Trier told us during the press conference that "Melancholia" is "not so much a film about the end of the world as a film about a state of mind," and I think that's right. Still, he wants us to know what happens in "Claire," the final section of the film, before we get to it, and we learn the ultimate fate of the Earth in a brief, haunting prelude before we even get to the wedding scenes. His first shot, in fact, is a stunner, a close-up of Dunst's face looking as stricken and depressed as a beautiful face can, with birds falling from the sky all around her. I won't say more about that right now, except to quote Trier on his own philosophy: "Sometimes we see a film to find out how it ends, and I object to that.
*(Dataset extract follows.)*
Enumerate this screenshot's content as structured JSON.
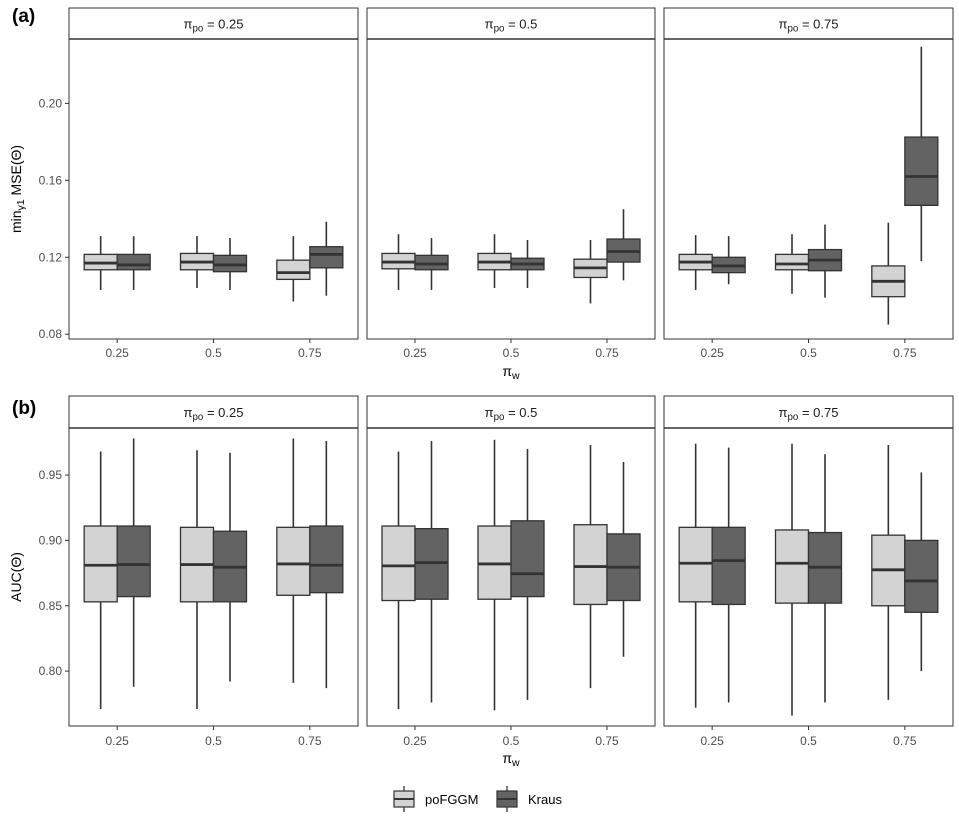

Do we go to a James Bond film and think there's a chance he may not survive? You can know what happens and still not know how it happens, or still hope that you are mistaken and that it might not happen, and that is interesting to me."

"Claire" is apparently set some weeks later, and the cast of characters is stripped down to the two sisters, Claire's husband John (Sutherland) and their son Leo, who is seven or so. These people have to follow Rampling's advice and just get on with it, which means preparing however they can for the possibility or likelihood that that expanding blue ball in the sky -- Trier's visual effects team has done some amazing work here -- will bring with it the end of life on Earth. Indeed, Justine declares that there is no other life in the universe, and that that's a good thing: "The Earth is evil. No one will grieve for it." I will tentatively suggest that Trier's apparent belief that we are alone is a form of theology, and in fact a form of covert belief in God, but let's table that for another time.
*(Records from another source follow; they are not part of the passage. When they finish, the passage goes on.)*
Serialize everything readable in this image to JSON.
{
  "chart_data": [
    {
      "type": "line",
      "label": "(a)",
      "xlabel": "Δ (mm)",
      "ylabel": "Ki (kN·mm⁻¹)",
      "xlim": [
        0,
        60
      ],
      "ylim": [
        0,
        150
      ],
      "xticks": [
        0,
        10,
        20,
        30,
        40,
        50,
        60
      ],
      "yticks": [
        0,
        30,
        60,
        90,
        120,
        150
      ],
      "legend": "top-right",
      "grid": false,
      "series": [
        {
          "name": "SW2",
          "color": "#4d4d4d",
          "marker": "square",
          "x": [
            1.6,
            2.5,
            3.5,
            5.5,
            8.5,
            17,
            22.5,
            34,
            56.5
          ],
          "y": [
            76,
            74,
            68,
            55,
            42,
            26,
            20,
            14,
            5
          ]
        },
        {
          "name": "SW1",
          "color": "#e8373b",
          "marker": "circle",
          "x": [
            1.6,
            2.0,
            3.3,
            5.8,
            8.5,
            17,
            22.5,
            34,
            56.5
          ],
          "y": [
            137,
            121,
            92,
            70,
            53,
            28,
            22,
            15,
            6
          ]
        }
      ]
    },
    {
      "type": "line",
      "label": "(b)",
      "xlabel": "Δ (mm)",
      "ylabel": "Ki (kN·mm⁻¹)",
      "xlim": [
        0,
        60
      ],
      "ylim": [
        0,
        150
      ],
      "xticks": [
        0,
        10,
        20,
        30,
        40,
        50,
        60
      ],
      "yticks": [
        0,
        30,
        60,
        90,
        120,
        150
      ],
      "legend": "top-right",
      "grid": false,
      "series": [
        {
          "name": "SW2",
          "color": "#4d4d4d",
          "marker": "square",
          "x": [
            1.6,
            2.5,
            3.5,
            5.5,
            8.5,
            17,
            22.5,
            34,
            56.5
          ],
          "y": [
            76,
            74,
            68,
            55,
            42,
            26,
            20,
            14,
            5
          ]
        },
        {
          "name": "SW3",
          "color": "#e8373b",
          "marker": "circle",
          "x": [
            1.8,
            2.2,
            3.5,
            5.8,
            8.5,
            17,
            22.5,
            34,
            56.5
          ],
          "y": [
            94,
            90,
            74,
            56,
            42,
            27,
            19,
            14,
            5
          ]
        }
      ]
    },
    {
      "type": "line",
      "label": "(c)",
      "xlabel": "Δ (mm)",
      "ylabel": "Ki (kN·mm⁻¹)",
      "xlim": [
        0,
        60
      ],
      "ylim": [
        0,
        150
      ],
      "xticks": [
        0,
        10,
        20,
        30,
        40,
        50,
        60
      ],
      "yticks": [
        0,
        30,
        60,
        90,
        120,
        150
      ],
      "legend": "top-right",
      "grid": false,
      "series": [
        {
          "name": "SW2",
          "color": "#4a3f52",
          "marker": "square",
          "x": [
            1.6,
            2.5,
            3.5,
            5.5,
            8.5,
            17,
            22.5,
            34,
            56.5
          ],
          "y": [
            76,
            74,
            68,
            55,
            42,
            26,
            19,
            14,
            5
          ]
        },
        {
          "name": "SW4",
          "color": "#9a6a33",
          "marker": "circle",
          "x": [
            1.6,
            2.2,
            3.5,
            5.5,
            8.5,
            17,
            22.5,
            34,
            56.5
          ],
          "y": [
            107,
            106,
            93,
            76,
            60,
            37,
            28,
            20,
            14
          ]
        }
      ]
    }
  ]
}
In this section it is Claire who surrenders to despair, and Justine who pulls herself out of her personal pit of gloom long enough to gather her sister and nephew to her. Indeed Justine embraces Melancholia as a friend or kindred spirit; in one breathtaking scene, she reclines naked on a riverbank at night, luxuriating in the double light of our own Moon and the new planetary visitor, looking like an eerie, extraterrestrial Rhinemaiden. "Claire" is harder to watch because we know how it's going to end, but then, we know how our lives will end and that doesn't stop us from wanting to live them.

There is tremendous pain in "Melancholia," but also ravishing beauty, at a level the abundantly talented Trier has never sustained before. He's right that it's not a movie about the end of the world (unless the religious wackos who think that's coming this weekend are correct). It's about facing life and death and mental illness with as much courage and love as you could muster, and what could be more grand and romantic than that? If the depresso Nordic class clown is trying to undercut his own movie by talking about Hitler and pornography, it's only because he's made something tender and exquisite and metaphysical and vulnerable, and now he wants to smash it.

By Andrew O'Hehir

Andrew O'Hehir is executive editor of Salon.